Pour les membres de l’exécutif, il leur paraissait abusif que le judiciaire les emprisonne sans qu’ils ne soient déchargés de leurs fonctions (pouvoir de commandement). Et pour les membres du pouvoir judiciaire, la justice ne pouvait être efficace sans faire preuve de réactivité (poursuivre et condamner en temps réel). D’ailleurs, au sens de code pénal (ancien et nouveau), l’article 1 stipule que « la loi pénale s'impose à tous [nul n’est au-dessus de la loi]».
Or, l’exécutif estime au regard de ses hautes responsabilités qu’il ne saurait être traité comme « tous » (préférence de juridiction). On observe qu’un Tribunal Criminel Spécial (TCS) avait été créé par la loi n°2011/028 du 14 décembre 2011 pour s’occuper de grands dossiers (affaires de plus de 50 millions). Et dans le projet de loi suscitant la discorde, l’exécutif en voulait plus en proposant : «est puni d’un amendement de un (01) à cinq (5) ans le magistrat ou l’Officier de police judiciaire qui, en violation des lois sur les immunités, poursuit, arrête, ou juge un membre du gouvernement ou du parlement».

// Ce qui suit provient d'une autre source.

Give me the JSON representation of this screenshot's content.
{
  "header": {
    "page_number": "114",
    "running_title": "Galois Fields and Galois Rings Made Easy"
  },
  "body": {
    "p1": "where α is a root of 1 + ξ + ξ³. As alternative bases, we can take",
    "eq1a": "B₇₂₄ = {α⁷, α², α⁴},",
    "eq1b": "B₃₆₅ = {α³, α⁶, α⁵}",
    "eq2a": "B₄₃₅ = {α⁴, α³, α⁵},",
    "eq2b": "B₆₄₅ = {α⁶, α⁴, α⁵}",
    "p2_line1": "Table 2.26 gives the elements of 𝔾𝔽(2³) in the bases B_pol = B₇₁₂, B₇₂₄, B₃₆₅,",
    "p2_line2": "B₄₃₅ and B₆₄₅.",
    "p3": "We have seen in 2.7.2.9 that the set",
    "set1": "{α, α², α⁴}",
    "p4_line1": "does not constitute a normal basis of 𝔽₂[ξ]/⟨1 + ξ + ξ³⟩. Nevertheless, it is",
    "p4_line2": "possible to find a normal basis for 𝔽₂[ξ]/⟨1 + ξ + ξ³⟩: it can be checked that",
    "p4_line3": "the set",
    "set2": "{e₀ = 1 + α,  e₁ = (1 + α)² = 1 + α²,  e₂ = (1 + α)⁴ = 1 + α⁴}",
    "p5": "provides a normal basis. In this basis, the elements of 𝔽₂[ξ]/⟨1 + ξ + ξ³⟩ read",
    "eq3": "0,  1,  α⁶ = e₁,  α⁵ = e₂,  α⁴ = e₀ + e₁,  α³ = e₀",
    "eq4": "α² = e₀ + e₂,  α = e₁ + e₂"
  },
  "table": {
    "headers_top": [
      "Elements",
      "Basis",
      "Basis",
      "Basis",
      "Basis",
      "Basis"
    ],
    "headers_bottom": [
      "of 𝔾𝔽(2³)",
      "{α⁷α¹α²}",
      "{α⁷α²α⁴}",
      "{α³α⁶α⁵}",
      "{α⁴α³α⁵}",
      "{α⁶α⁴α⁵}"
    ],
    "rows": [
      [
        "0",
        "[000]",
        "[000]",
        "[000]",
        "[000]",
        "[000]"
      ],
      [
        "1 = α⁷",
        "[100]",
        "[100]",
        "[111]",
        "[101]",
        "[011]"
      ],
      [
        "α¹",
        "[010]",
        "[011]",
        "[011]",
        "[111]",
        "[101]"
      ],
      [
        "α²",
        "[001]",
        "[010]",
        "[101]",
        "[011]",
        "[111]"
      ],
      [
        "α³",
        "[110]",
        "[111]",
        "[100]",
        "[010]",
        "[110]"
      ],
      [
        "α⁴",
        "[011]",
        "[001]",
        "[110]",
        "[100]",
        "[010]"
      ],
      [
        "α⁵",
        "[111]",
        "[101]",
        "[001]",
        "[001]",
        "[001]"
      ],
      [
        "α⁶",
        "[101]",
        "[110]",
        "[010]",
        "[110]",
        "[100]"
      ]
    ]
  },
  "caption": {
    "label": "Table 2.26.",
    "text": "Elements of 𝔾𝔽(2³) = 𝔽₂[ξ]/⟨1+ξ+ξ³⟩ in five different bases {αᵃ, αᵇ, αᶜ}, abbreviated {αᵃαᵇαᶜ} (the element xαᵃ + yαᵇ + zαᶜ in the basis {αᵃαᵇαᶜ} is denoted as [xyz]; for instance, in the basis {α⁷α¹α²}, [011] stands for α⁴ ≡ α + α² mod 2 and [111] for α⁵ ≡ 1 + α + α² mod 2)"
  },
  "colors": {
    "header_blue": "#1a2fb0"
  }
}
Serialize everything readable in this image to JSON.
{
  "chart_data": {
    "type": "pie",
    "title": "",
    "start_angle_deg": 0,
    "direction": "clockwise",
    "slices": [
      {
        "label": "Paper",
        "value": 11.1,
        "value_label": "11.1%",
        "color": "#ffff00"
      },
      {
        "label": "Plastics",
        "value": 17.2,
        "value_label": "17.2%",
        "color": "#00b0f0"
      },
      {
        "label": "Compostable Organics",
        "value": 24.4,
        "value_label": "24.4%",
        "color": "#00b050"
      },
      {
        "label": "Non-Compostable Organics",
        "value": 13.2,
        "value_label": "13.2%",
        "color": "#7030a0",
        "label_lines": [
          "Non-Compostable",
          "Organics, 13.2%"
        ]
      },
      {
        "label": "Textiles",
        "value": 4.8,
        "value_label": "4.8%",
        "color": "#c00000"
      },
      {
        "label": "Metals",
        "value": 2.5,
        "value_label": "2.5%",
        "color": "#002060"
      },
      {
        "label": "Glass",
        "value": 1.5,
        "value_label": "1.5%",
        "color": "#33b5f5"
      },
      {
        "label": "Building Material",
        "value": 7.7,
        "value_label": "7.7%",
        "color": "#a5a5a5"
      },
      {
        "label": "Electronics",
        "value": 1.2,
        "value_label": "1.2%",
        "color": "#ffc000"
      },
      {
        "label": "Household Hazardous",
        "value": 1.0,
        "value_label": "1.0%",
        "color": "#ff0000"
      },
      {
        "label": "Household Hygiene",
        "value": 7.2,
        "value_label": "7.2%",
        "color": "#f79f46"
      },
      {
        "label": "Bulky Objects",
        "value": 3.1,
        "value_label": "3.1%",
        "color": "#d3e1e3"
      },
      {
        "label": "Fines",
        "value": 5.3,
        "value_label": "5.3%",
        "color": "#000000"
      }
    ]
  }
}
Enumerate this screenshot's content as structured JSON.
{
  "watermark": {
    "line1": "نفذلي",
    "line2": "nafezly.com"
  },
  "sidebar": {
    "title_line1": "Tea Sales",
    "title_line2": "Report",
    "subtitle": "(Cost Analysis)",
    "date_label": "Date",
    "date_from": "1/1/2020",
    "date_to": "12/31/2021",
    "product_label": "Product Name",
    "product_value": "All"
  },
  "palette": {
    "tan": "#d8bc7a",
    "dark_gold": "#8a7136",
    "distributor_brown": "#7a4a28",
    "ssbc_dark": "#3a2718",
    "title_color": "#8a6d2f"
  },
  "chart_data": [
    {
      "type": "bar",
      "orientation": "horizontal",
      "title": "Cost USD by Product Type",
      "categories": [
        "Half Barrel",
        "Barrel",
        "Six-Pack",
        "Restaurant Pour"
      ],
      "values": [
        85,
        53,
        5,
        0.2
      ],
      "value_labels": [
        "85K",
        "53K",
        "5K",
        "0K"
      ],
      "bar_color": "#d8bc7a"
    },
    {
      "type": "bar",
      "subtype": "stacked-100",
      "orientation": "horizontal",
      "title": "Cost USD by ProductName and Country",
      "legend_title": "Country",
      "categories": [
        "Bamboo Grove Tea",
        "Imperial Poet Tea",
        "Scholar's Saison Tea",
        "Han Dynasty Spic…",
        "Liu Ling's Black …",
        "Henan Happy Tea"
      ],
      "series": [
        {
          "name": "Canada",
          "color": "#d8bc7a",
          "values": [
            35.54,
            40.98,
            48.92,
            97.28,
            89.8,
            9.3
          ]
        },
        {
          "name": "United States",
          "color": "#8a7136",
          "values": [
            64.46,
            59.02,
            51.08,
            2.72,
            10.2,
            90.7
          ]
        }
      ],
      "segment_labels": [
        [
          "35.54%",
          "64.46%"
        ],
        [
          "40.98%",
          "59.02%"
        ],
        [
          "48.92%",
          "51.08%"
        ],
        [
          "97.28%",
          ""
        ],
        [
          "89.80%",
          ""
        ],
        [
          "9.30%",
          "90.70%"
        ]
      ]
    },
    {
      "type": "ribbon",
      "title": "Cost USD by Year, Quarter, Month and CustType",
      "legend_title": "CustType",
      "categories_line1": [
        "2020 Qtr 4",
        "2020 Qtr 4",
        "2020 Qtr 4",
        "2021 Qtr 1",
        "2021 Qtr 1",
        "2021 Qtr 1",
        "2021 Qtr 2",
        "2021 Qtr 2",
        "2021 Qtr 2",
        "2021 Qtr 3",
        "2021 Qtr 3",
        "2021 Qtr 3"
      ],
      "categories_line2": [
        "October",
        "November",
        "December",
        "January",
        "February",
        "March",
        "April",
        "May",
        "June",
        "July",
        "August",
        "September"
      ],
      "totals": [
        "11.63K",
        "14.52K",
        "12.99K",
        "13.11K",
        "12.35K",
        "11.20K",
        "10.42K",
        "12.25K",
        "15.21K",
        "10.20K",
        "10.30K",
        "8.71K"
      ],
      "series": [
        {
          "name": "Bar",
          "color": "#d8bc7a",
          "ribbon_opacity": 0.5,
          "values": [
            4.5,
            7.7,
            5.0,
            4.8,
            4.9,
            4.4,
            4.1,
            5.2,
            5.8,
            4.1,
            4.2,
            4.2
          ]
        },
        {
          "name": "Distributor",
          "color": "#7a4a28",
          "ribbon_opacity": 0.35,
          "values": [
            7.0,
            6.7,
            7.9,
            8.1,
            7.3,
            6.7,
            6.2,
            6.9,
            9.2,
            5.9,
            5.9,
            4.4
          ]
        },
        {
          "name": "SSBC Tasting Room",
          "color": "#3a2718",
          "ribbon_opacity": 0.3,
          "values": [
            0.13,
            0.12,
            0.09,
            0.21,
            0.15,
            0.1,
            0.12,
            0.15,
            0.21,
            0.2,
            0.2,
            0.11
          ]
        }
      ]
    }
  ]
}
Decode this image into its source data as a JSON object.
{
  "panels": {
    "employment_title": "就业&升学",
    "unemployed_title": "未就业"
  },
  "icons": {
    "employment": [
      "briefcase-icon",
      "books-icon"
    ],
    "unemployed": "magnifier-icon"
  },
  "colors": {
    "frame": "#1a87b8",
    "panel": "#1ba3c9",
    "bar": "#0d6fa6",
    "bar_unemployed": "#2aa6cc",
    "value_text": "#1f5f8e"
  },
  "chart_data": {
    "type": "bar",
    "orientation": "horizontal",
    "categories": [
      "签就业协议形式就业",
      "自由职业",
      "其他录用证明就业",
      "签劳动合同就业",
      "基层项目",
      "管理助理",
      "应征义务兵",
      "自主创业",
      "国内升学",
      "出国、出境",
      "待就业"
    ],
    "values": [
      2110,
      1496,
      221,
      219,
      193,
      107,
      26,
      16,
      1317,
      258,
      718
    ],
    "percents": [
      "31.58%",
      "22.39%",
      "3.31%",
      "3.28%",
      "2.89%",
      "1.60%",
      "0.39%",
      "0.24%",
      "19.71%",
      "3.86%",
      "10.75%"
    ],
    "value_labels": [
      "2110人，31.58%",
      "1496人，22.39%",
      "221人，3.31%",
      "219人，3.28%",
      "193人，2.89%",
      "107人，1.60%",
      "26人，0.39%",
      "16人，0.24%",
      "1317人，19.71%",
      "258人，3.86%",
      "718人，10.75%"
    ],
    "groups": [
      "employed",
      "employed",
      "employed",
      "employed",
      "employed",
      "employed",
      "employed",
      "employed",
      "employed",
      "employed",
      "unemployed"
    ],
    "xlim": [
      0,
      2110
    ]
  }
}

Mais, suite à «l’arbitrage» du législatif le 29 juin 2016, la nouvelle formulation s’est voulue vague : «est puni d’un emprisonnement de un à cinq ans, le magistrat ou l’officier de police judiciaire qui poursuit, arrête ou juge quiconque, en violation des lois sur les immunités».
La question reste de savoir qui se retrouve dans «quiconque». Qu’est-ce que l’immunité et qui en a droit ? Selon le président de la commission des lois constitutionnelles du Sénat, les membres du gouvernement ne sont plus concernés par cette disposition puisqu’ils ne font pas partie de ceux protégés par lesdites lois sur l’immunité comme le Président de la République (article 53 de la Constitution), le Senat selon son règlement intérieur ou l’Assemblée nationale selon l’ordonnance de 1972.
Pour sa part, le Ministre de la Justice défendait l’immunité des ministres dans la mesure où ils recevaient une délégation des pouvoirs du Président de la République mais, précisait que cette immunité ne couvrait pas les infractions commises en marge de la fonction ministérielle. De toute façon, on comprend que le Président de la République reste le seul maître du jeu de distribution de l’immunité dans la mesure où il est le seul à savoir quelle infraction d’un ministre entre ou non dans le cadre de sa délégation des pouvoirs (exercice de ses fonctions). Mieux, on observe que l’exécutif a réussi à faire passer une disposition qui lui permet de faire peur (peines d’emprisonnement) au juge qui oserait le poursuivre.
Que faire ?
Immunité veut-il dire impunité ? Comment lutter contre l’impunité ? D’abord, il faudrait séparer la fonction de l’individu. En effet, la loi ne condamne pas la fonction. En vue de condamner l’individu, il faudrait le décharger de sa fonction exécutive. Cela passe par la lutte contre l’inertie. En l’état, les lourdeurs administratives et les absences de volonté politique continueront de bloquer le processus judiciaire quelle que soit la qualité des textes. Mieux, tant que le président de la République restera le président du Conseil supérieur de la magistrature, il sera le maître du jeu.
Ensuite, il faudrait renforcer le parlement et assouplir la règle sur la discipline du parti pour permettre au législatif de jouer pleinement son rôle. Fait inédit au Cameroun, un député (Martin Oyono) du parti au pouvoir (RDPC) s’est opposé au projet de loi du gouvernement. Par conséquence, le projet de l’exécutif a été amendé au parlement avant adoption marquant ainsi le retour de l’autorité du législatif. Enfin, il faudrait renforcer la formation des juges et policiers économiques.
Il est désagréable de poursuivre un citoyen sans au préalable avoir constitué un dossier solide contre lui. Une telle formation permettrait de combler les lacunes des textes et d’éviter les désagréments causés par l’effondrement habituel des dossiers d’accusation.